Housing sentiments move back up in Fannie Mae survey for November

Recovering from a dip in the previous month, Fannie Mae's National Housing Survey for November showed that sentiments toward the real estate market in the United States were again nearing record highs. Respondents thought it was a particularly good time to sell, and expected a major increase in home values over the next year.

Fannie Mae's Home Purchase Sentiment Index for the month stood at 87.8, up 2.6 points from October and seven points from November 2016 to fall just half a point below the record  high set in September. The index is based on the net results of six survey components: whether it is a good time to buy or sell, expected changes to home prices and mortgage rates, perceived job security, and changes to household income.

"These results are consistent with our expectation that the housing market will continue its modest expansion going forward," said Doug Duncan, senior vice president and chief economist at Fannie Mae. "Next month's survey should offer the public a first look at the influence that potential tax reform may have on consumers' views toward housing and the broader economy."

Sixty-two percent of respondents thought it was a good time to sell a home, up only 1 percentage point from October but an 11-point jump from November 2016. Twenty-eight percent thought it was a bad time to sell, down 3 percentage points from the previous month and 10 percentage points from the previous year.

The average respondent expected home prices to increase 3.7 percent in the next 12 months. This expectation was up sharply from 2.3 percent in October and 2.6 percent in November 2016, making it the highest expectation for annual home price growth since June 2013.

Fifty-three percent of respondents said they think home prices will go up in the next 12 months, up 5 percentage points from the previous month and 10 percentage points from the previous year. Seven percent said they believe prices will go down, a decrease of 1 percentage point from both October and November 2016.

Attitudes toward the homebuying market remained fairly steady, with 61 percent considering it a good time to buy a home. This marked an increase of 4 percentage points from October but only 1 percentage point from November 2016. Thirty-two percent thought it was a bad time to buy, down from 35 percent in the previous month but up from 30 percent in the previous year.

Fifty-nine percent said they thought it would be easy to get a mortgage, unchanged from October but up 5 percentage points from November 2016. The share of respondents who thought it would be difficult to get a mortgage fell from 44 percent in the previous year and 39 percent in the previous month to 38 percent.

Only 5 percent of respondents said they expect mortgage rates to go down in the next 12 months, but this was up 1 percentage point from both the previous month and previous year. Fifty-six percent said they think rates will go up, an increase of 6 percentage points from October and 1 percentage point from November 2016.

Sixty percent of respondents said they think home rental prices will go up in the next 12 months, up 2 percentage points from the previous month and 8 percentage points from the previous year. Just 2 percent said they think rental prices will go down, a decrease of 1 percentage point from both October and November 2016.

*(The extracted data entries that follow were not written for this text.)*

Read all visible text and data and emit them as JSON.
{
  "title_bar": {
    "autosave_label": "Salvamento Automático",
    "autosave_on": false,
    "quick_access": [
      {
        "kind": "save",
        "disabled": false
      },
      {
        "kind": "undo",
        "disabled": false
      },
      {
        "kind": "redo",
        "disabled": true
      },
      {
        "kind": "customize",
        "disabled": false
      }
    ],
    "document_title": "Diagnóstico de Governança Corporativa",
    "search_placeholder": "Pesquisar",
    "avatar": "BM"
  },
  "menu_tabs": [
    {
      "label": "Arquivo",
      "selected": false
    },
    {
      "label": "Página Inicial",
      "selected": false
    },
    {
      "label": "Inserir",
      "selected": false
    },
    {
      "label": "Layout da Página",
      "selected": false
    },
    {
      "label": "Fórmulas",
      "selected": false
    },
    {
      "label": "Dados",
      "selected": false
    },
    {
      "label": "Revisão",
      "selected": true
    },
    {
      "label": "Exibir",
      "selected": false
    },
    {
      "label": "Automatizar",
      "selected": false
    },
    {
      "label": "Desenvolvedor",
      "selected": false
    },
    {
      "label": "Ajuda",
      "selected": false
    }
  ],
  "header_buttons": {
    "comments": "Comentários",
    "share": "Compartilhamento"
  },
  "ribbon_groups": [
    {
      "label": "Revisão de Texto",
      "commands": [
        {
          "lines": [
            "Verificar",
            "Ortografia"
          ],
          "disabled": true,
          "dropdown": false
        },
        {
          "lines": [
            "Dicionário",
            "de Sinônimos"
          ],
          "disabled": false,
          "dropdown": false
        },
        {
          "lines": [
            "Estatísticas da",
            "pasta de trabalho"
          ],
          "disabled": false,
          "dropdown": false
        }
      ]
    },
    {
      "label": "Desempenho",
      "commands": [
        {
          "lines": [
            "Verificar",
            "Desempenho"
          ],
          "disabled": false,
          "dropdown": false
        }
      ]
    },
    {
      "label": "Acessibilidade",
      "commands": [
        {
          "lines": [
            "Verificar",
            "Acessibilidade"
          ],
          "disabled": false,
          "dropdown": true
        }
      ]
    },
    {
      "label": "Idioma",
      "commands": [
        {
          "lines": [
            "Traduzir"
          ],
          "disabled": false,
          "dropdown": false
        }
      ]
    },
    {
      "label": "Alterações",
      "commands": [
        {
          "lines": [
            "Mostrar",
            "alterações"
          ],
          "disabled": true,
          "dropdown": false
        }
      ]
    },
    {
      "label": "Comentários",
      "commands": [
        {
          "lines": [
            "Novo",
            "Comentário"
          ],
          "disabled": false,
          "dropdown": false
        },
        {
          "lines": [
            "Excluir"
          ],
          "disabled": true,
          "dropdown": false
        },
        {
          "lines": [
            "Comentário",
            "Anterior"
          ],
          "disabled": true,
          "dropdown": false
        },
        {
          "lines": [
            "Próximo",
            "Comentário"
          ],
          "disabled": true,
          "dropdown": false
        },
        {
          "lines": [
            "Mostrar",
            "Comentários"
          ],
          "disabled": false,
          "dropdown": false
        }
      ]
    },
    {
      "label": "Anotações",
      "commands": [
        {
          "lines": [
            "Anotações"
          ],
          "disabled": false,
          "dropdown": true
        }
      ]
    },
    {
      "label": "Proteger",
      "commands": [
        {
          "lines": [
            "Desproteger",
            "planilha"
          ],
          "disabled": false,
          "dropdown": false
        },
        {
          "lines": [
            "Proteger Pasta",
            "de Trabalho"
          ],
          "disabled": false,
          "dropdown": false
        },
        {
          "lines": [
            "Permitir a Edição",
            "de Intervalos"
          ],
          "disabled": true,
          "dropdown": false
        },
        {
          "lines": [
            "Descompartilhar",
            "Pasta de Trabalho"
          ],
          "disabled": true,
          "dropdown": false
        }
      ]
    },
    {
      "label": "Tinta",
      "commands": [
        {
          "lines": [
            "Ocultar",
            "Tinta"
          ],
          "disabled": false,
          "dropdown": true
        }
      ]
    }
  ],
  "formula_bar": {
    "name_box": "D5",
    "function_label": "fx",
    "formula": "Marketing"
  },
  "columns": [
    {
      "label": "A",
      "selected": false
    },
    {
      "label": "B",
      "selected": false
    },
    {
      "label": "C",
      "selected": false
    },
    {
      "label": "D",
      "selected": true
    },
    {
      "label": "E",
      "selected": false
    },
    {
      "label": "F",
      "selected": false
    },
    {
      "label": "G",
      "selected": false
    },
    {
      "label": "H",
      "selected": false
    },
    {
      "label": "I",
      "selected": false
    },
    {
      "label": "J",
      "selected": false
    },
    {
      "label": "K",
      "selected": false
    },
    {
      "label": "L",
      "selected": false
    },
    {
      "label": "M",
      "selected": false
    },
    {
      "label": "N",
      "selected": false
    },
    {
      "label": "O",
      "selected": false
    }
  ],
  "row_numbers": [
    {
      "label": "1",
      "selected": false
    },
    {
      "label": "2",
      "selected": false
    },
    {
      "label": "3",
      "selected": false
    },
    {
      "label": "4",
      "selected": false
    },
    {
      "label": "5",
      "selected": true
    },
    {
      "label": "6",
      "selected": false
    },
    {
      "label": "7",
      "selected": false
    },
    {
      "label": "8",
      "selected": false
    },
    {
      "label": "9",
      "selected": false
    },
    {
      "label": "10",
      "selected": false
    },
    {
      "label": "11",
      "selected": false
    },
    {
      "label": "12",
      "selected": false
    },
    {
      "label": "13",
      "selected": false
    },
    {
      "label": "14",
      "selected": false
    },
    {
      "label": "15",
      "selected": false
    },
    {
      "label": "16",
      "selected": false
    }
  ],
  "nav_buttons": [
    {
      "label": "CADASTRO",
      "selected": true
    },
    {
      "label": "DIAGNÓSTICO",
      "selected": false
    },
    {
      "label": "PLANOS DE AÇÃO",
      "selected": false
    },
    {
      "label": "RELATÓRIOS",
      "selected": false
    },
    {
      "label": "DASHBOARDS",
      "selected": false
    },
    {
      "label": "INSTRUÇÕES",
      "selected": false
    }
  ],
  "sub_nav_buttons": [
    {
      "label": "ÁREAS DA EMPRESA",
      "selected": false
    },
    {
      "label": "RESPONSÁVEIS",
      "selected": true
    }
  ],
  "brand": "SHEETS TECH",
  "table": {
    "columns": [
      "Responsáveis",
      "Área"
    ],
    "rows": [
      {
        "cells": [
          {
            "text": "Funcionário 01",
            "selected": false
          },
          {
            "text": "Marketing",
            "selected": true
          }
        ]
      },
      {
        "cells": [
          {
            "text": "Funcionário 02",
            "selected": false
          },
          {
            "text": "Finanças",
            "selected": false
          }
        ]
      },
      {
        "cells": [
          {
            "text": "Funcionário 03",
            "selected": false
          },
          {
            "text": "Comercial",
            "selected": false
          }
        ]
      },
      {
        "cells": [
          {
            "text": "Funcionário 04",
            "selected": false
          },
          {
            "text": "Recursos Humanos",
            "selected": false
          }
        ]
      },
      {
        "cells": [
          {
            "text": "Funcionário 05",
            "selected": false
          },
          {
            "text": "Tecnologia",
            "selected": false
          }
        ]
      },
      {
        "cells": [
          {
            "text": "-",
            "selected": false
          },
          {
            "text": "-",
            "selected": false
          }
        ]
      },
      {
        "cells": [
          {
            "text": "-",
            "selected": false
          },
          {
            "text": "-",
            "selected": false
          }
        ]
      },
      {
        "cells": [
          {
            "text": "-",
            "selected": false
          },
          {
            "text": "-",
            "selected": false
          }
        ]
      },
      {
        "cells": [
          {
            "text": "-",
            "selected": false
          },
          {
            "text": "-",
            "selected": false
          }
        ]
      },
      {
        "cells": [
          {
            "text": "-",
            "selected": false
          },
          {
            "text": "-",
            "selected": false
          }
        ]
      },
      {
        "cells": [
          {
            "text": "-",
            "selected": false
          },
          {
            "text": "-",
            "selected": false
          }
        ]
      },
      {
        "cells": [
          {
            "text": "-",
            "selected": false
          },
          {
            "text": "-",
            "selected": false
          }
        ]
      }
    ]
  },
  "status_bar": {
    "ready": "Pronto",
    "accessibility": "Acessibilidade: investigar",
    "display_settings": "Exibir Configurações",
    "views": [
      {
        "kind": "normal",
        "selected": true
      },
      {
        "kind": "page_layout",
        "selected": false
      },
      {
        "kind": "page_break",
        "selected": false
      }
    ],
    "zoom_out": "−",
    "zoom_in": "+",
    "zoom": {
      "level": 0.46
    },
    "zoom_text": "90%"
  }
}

The average respondent said they think rents will go up 4.9 percent over the next 12 months, a survey high. This was up from 4.4 percent in the previous month and 4.2 percent in the previous year.

Despite the expectations for steeper rent hikes, 30 percent of respondents said they would rent their next home if they were to move. This share was up 5 percentage points from October and 3 percentage points from November 2016. Sixty-five percent said they would buy a home if they were to move, down 2 percentage points from both the previous month and previous year.

Eighty-seven percent of respondents said they were not concerned about losing their job in the next 12 months, up 2 percentage points from October and 6 percentage points from November 2016. Thirteen percent said they were concerned about potential unemployment, dropping 2 percentage points from the previous month and 4 percentage points from the previous year.

Eleven percent of respondent said their household income has decreased significantly compared to 12 months ago, the same share as the October survey and down 1 percentage point from November 2016. The share of respondents reporting a significantly higher household income held steady at 25 percent.

Half of all respondents said they believe their personal financial situation will get better in the next 12 months, the same share as the previous month and up 3 percentage points from the previous year. Eleven percent said they think their financial situation will worsen, the same share as in November 2016 and up 2 percentage points from October.

Fifty percent of respondents said they think the U.S. economy is on the right track, up 2 percentage points from October and 16 percentage points from November 2016. The share of respondents who thought the economy is on the wrong track held steady at 38 percent, which was a year-over-year decrease of 19 percentage points.